| |
|
|
Huma kuşu yükseklerden seslenir
Palandöken'de oteller tıklım tıklım. Dedeman, Polat Rönesans, Palan, Kardelen, Kartaş "Mart sonuna kadar" dolu. Türkler, Ruslar, Hollandalılar kayak yapıyorlar. Altyapı mükemmel. Kar kalınlığı bir metre 25 santim. Hava kararınca dağdan ayrılıyor, çay içmeye "Erzurum Evleri'ne" gidiyoruz. Sekiz eski ev birleştirilmiş. "Yüzlerce yıllık bir tarih" sanki yaşayan müze haline getirilmiş. İçerisi cıvıl cıvıl. Yer minderine oturuyoruz. Önümüze semaver konuyor. İç babam iç. En az içen 8-10 bardak çay içiyor.
*** Erzurum Evleri'ni işleten İbrahim Demir geliyor: - Size Erzurum yemeği getirem... Kesme çorba, ayran aşı, ekşili dolma getirem. - Sağol, karnımız tok. - Öyleyse kadayıf dolması getirem. Ve "istemememize rağmen" getiriyor. Erzurum'da insana neredeyse "döve, döve kadayıf dolması yediriyorlar." Nereye gittiysek "aynı ısrar." Reddedince de "alınıyorlar."
Yerler, duvarlar sanki bir tarih. 350 yıllık evlerin halıları, kilimleri, mangalları, ütüleri, gramofonları, radyoları, yastıkları çevreye yerleştirilmiş. Gece boyunca "Erzurum türkülerini... Gazellerini" dinliyoruz.
* Huma kuşu yükseklerden seslenir, Yar koynunda bir çift suna beslenir. * Kırmızı gül demet demet, Sevda değil bir alamet. * Dün gece yar hanesinde yastığım bir taş idi, Üstüm yağmur, altım çamur yine gönlüm hoş idi.
Gece yarısı İbrahim Demir bize bir CD uzattı: - Erzurum'un ünlü sanatçısı Raci Alkır'ındır... Erzurum türküleri ve uzun havaları vardır... Raci bey 72 yaşındadır... Otomobilinizde dinlersiniz.
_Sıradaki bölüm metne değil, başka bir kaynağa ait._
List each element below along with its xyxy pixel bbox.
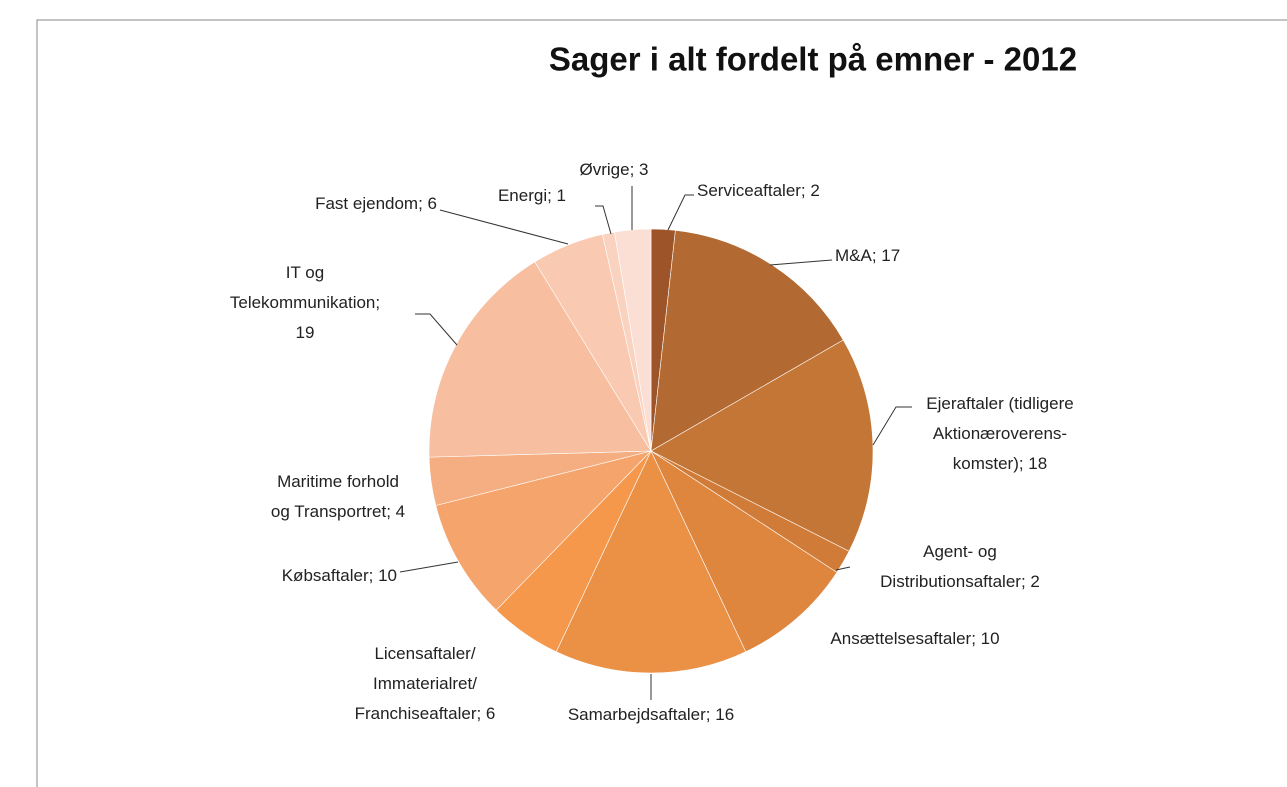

Raci Alkır "tükenmekte olan bir nesilden." O da bir "yaşayan tarih." Erzurum Evleri'nden çıktık. Hava "buz" gibi, surata çarpan bir tokat gibi. "Eksi 30." Ama kentte "panik" yok. "Yolda kalan araç" yok. "Aksaklık" yok. Bir kar yağışıyla "eli ayağına dolaşan" yöneticilerin Erzurum'dan alacakları çok ders var. Tabii bu soğukta, karda, kışta gitmeye cesaret edebilirlerse.